Kamikaze-Kabarett aus Duisburg: Kai Magnus Sting kommt! Denn immer ist ja was. Und selbst wenn mal nichts ist, ist ja was, nämlich: nichts. Und du fragst dein Gegenüber: Sag mal, ist was? Und er sagt noch so: Nö. Und du weißt aber instinktiv: Da ist aber so was von was. Aber vor allem: Es geht ja immer was schief. Im Großen wie im Kleinen. Am Sonntag wie im Alltag. Katastrophen eben! Herrlich. Davon gibt es aber so was von zu hören! Und wie immer schnell, rasant, wortverdreherisch und brillant.
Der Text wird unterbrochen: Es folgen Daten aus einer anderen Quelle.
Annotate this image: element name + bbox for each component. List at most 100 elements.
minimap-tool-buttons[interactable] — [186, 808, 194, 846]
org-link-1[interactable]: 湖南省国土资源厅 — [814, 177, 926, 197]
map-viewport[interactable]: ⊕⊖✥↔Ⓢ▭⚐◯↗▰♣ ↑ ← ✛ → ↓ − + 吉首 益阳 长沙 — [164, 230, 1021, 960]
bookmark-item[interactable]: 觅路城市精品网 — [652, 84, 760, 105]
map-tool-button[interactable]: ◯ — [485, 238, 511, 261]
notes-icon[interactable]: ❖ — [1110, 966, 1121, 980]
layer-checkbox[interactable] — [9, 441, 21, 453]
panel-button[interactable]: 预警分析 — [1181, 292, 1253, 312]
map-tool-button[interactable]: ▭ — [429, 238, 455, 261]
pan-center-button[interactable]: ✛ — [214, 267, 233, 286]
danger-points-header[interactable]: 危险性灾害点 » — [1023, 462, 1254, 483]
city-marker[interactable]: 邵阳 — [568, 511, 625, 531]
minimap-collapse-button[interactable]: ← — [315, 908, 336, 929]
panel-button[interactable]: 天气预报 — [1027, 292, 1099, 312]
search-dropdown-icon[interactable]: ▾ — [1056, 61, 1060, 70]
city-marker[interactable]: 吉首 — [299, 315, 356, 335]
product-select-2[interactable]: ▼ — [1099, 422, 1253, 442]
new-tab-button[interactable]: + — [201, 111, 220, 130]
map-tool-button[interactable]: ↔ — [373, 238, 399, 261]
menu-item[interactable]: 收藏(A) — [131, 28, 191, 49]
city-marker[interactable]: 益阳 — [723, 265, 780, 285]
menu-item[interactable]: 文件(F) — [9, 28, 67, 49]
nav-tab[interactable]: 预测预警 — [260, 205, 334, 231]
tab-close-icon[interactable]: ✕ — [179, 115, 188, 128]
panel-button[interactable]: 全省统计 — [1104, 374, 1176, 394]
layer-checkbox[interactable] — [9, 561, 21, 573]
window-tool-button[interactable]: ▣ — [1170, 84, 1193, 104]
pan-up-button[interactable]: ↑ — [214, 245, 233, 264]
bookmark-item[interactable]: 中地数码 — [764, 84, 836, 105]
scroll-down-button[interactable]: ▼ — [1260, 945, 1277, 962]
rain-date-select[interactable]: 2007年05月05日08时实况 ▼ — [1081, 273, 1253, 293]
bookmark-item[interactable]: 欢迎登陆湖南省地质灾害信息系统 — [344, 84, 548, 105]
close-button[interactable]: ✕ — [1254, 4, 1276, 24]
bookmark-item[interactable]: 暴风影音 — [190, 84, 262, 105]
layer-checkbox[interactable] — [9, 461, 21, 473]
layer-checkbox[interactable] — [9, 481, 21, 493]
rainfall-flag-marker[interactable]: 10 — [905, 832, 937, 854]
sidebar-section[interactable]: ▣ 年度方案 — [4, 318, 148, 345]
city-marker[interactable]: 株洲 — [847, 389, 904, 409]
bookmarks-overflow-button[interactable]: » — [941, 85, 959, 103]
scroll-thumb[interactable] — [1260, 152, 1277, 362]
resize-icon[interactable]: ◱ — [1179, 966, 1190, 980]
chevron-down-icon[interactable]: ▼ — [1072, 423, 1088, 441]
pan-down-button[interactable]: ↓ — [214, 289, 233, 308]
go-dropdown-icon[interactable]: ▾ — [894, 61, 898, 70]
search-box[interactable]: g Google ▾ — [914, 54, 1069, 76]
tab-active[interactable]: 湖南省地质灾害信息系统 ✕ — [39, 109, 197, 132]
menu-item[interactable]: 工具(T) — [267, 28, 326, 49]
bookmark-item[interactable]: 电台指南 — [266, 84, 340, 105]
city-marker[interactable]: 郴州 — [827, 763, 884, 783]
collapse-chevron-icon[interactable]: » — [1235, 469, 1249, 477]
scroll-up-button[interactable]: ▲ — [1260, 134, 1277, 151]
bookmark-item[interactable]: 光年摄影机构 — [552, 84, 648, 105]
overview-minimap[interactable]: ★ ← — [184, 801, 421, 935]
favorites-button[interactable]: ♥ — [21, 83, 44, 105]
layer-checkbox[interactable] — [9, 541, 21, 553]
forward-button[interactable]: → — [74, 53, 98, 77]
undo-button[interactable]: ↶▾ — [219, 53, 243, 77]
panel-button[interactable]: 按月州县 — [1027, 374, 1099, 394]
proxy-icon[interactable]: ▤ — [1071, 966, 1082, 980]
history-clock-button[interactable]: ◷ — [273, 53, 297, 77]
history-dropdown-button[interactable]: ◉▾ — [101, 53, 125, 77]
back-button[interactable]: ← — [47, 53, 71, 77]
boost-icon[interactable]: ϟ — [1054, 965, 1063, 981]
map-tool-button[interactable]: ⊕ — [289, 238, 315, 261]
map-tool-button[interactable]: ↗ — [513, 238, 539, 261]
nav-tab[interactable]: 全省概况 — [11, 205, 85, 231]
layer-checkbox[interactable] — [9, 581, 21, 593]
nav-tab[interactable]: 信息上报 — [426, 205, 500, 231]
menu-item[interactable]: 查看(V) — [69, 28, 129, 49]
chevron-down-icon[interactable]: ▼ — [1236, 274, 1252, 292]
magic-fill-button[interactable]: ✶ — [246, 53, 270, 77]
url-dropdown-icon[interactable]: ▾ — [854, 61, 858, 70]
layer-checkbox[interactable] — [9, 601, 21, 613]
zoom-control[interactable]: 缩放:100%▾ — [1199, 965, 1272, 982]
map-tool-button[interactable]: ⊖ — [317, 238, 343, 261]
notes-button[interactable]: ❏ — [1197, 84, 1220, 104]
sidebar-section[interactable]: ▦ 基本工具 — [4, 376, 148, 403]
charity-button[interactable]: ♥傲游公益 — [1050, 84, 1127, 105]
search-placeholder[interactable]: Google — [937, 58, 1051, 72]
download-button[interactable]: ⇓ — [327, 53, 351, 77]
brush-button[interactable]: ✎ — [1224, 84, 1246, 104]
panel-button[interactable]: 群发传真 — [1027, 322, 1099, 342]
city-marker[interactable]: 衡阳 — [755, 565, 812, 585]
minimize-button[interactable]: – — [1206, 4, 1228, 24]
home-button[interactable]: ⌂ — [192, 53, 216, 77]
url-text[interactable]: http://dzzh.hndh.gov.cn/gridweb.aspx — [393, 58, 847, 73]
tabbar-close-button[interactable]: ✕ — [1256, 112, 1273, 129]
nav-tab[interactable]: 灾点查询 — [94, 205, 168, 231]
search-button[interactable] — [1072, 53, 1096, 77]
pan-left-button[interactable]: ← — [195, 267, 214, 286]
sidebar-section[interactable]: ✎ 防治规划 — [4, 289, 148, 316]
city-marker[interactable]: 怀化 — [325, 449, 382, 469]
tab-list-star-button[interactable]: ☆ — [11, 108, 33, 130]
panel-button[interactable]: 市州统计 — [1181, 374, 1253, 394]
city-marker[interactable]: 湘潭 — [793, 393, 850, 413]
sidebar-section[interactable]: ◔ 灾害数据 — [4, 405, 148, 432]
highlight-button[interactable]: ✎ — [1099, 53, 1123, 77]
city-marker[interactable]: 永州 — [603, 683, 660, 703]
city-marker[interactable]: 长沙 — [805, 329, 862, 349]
"Ein Mundwerk wie ein Maschinengewehr" (Mainzer Rheinzeitung)


Sa. 23. Jan. 20:00 Uhr € 19,- / 13,- (erm.)
Marius Jung "Singen können die Alle" - Vom Neger zum Maxilmalpigmentierten
Der schwarze Kabarettist und Bestsellerautor Marius Jung beleuchtet in seinem neuen Programm "Singen können die alle!" witzig und manchmal bitterböse das Zusammenleben unserer angeblichen Multikulti-Gesellschaft.
Er rechnet mit der schlimmsten Erfindung seit der europäischen Gurkenverordnung ab: der Politischen Korrektheit und zeichnet dabei seinen eigenen Weg vom Regen in die Traufe, vom Neger zum Maximalpigmentierten. Vor keinem Klischee, sei es noch so nett gemeint, macht er halt - wie zum Beispiel "Singen können die alle!" (und ebenso Tanzen, Schnackseln und andere Sportarten).
Nach dem Motto "Lachen gegen Rassismus" packt Marius die Hellhäutigen bei ihrer Befangenheit, um den Krampf aus der Debatte um ein vernünftiges Miteinander zu nehmen.


Do. 28. - So. 31. Jan. 20:00 Uhr / So. 18:00 Uhr € 17.- / 8.- (erm.)
"Drei Männer im Schnee" - Das Kultstück - Von Erich Kästner
Mit: Marco Rudolph, Vassily Kasakos, Ulrich Penquitt, Christiane Wilke, Betty Stöbe, Doris Wäder, Dorothee Schickentanz, Jens Wachholz, Liane Laumann
Wenn ein Millionär sich in den Kopf setzt, als ?armer Mann" verkleidet die Menschen kennenzulernen, wie sie wirklich sind, kann er einige Überraschungen erleben: Da wimmelt es plötzlich von falschen Identitäten und Namen. Und die Missverständnisse überkugeln sich geradezu. Aus dem treu ergebenen Diener Johann wird ein steinreicher Schifffahrtslinienbesitzer, dem Dinge zugemutet werden, die die Grenzen des Möglichen beinahe übersteigen: der wirklich arme Reklamefachmann Dr. Hagedorn gelangt zu "Ruhm und Ehren" und versteht überhaupt nichts mehr; die Hausdame des Millionärs kommt aus ihren Zuständen gar nicht mehr heraus, und die Tochter des Hauses erfährt die Liebe auf den ersten Blick. Erst nach vielen turbulenten Ereignissen finden alle Beteiligten sich und ihre Identität wieder und haben allen Grund, Verschiedenes zu feiern. Nur zwei Leute machen eine bitterböse Erfahrung: die arrogante und selbstsichere Hoteldirektor Kühne und sein Portier Polter, weil sie sich durch den äußeren Schein trügen ließen.